Une revanche sur... Parcoursup, le système d’admission post-bac mis en place l'année dernière. À l'époque, les lycéens n’ont pas vraiment suivi quand des étudiants se sont mobilisés contre. Sans cet appui décisif dans l’opposition à son projet par les premiers concernés, le gouvernement n’a pas reculé. Les explications sont nombreuses: APB n’avait pas bonne presse depuis que des universités ont procédé à des tirages au sort pour régler le problème du trop grand nombre d’inscriptions dans certaines filières. Parcoursup est donc passé, laissant derrière lui son lot d’insatisfaits. Mais personne n’avait vu venir cette nouvelle mobilisation, au cœur de l'automne, alors même que la prochaine procédure 2019 de préinscription n’est pas entamée.

Soutien mutuel

D’autres nouveautés sont venues s’ajouter à l’agenda des enfants des années 2000: une nouvelle organisation du lycée avec la réforme des filières générales et technologiques et un nouveau baccalauréat, lui aussi réformé par Jean-Michel Blanquer. Les élèves concernés sont aussi les premiers depuis des décennies à connaître une baisse du nombre d’enseignants. Les syndicats du secondaire estiment à 2.600 le nombre de postes en moins alors que les élèves n’ont jamais été aussi nombreux, selon les statistiques de l’Éducation nationale récemment rappelées par Check News.

«Les effectifs du second degré vont continuer à croître à chaque rentrée entre 2018 et 2022, à un rythme toutefois moins soutenu que celui observé à la rentrée 2017 où 50.000 élèves supplémentaires ont été constatés», prévoit la Direction de l’évaluation, de la prospective et de la performance (Depp) dans une note d’information publiée en mars 2018. En 2019, les effectifs devraient augmenter de 40.000 élèves, «prolongeant une période de croissance des effectifs constante depuis la rentrée 2009». Une croissance «due essentiellement à la démographie».

Ce sont les mêmes (nombreuses) adolescentes et adolescents qui devront effectuer un Service national universel obligatoire, dont la phase pilote commence en juin prochain dans dix départements. Un dossier que Gabriel Attal, fraîchement nommé secrétaire d'État auprès du ministre de l'Éducation nationale et de la Jeunesse, suit désormais. Pour le plus jeune membre du gouvernement (29 ans), c’est la grande réforme de société du quinquennat. Peut-être, mais le service obligatoire n’était absolument pas réclamé par la jeunesse. Au contraire, il est aujourd’hui franchement contesté par les syndicats lycéens.

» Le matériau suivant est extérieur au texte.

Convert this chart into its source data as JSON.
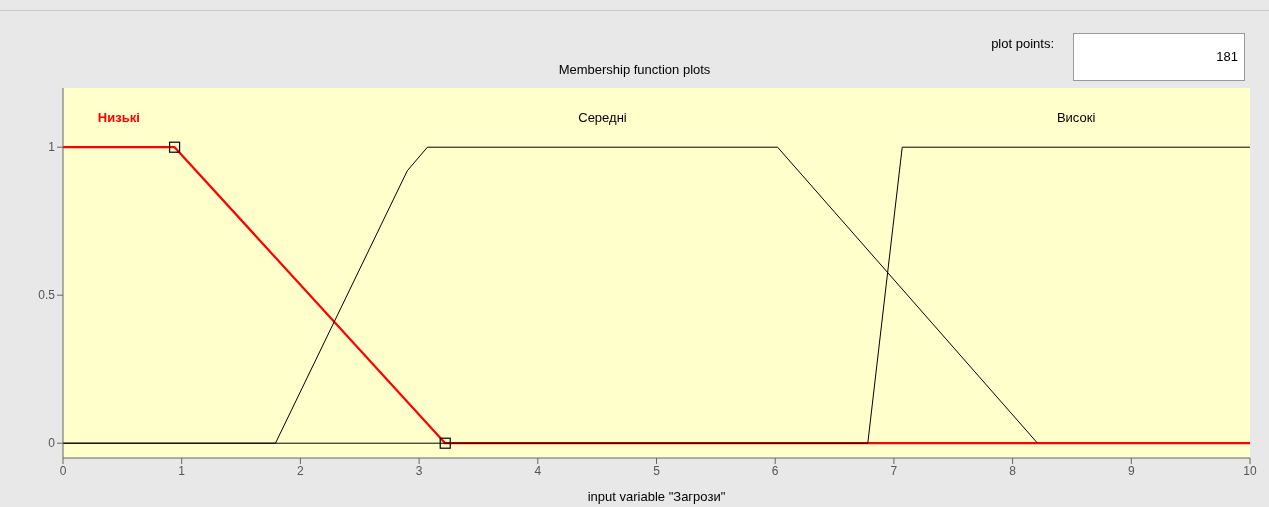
{
  "chart_data": {
    "type": "line",
    "title": "Membership function plots",
    "xlabel": "input variable \"Загрози\"",
    "annotations": [
      "plot points:",
      "181"
    ],
    "xlim": [
      0,
      10
    ],
    "ylim": [
      -0.05,
      1.2
    ],
    "xticks": [
      0,
      1,
      2,
      3,
      4,
      5,
      6,
      7,
      8,
      9,
      10
    ],
    "yticks": [
      0,
      0.5,
      1
    ],
    "grid": false,
    "legend": false,
    "marker": "none",
    "series": [
      {
        "name": "Низькі",
        "color": "#ff0000",
        "x": [
          0,
          0.94,
          3.22,
          10
        ],
        "values": [
          1,
          1,
          0,
          0
        ]
      },
      {
        "name": "Середні",
        "color": "#000000",
        "x": [
          0,
          1.79,
          2.9,
          3.07,
          6.02,
          8.21
        ],
        "values": [
          0,
          0,
          0.92,
          1,
          1,
          0
        ]
      },
      {
        "name": "Високі",
        "color": "#000000",
        "x": [
          0,
          6.78,
          7.07,
          10
        ],
        "values": [
          0,
          0,
          1,
          1
        ]
      },
      {
        "type": "scatter",
        "marker": "square",
        "color": "#000000",
        "x": [
          0.94,
          3.22
        ],
        "values": [
          1,
          0
        ]
      }
    ]
  }
}
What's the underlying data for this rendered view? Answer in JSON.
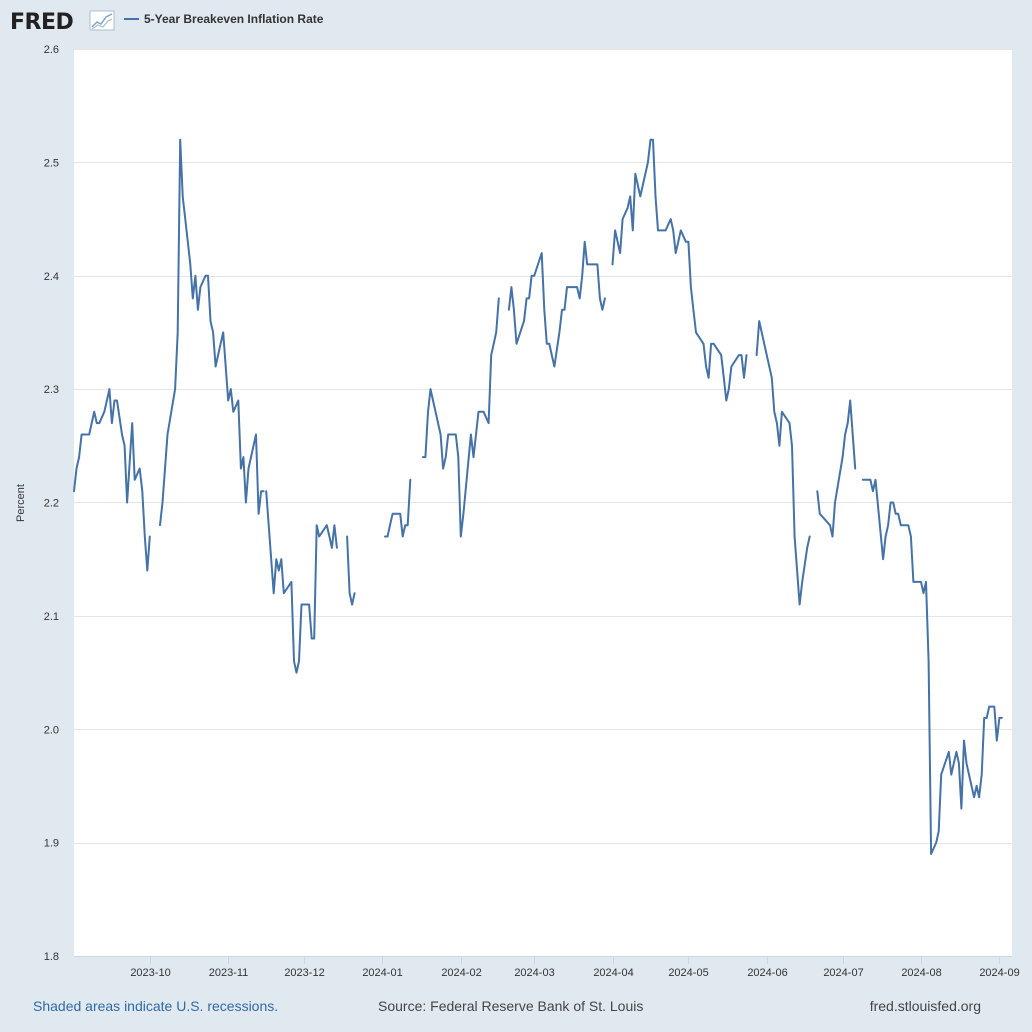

En ce début décembre, la première convergence des luttes est celle qui consiste pour les lycéens à regrouper les motifs de contestations qui les concernent. Mais quelle pertinence y aurait-il à descendre dans la rue alors que les «gilets jaunes» monopolisent l’attention et les débats? Le 24 novembre, les manifestations contre les violences sexistes et sexuelles par exemple ont réuni plus de monde que celles des «gilets jaunes», mais ont été reléguées au second plan, pâtissant clairement d’une concurrence de l’attention médiatique.

La logique, pour Louis Boyard, président de l’UNL et actuellement en BTS de communication, est pourtant évidente:

«C’est la même colère sociale. La colère causée par l’absence d’écoute du gouvernement. Un gouvernement qui ne répond à aucune de nos attentes. Nous étudions dans des classes surchargées, on devrait recruter plus de professeurs mais ce qui ce passe c’est qu’on en supprime. On trie les lycéens, les élèves de banlieues ne peuvent plus accéder aux universités parisiennes, l’accès au supérieur est rendu plus difficile, impossible même pour les élèves de lycées pro, tout cela est injuste.»

Au moment où je lui parle, Louis Boyard est dans la rue, il manifeste et doit s’éloigner de policiers qui se rapprochent de son groupe. Il insiste pour continuer la conversation:

«Ce qui me révolte, ce qui nous révolte, c’est le manque de moyens dans l’éducation alors que quatre milliards d’euros, une fortune, seront investis dans le service national obligatoire. L’argent ne va pas au bon endroit, notre grogne rejoint donc logiquement celle des “gilets jaunes”.»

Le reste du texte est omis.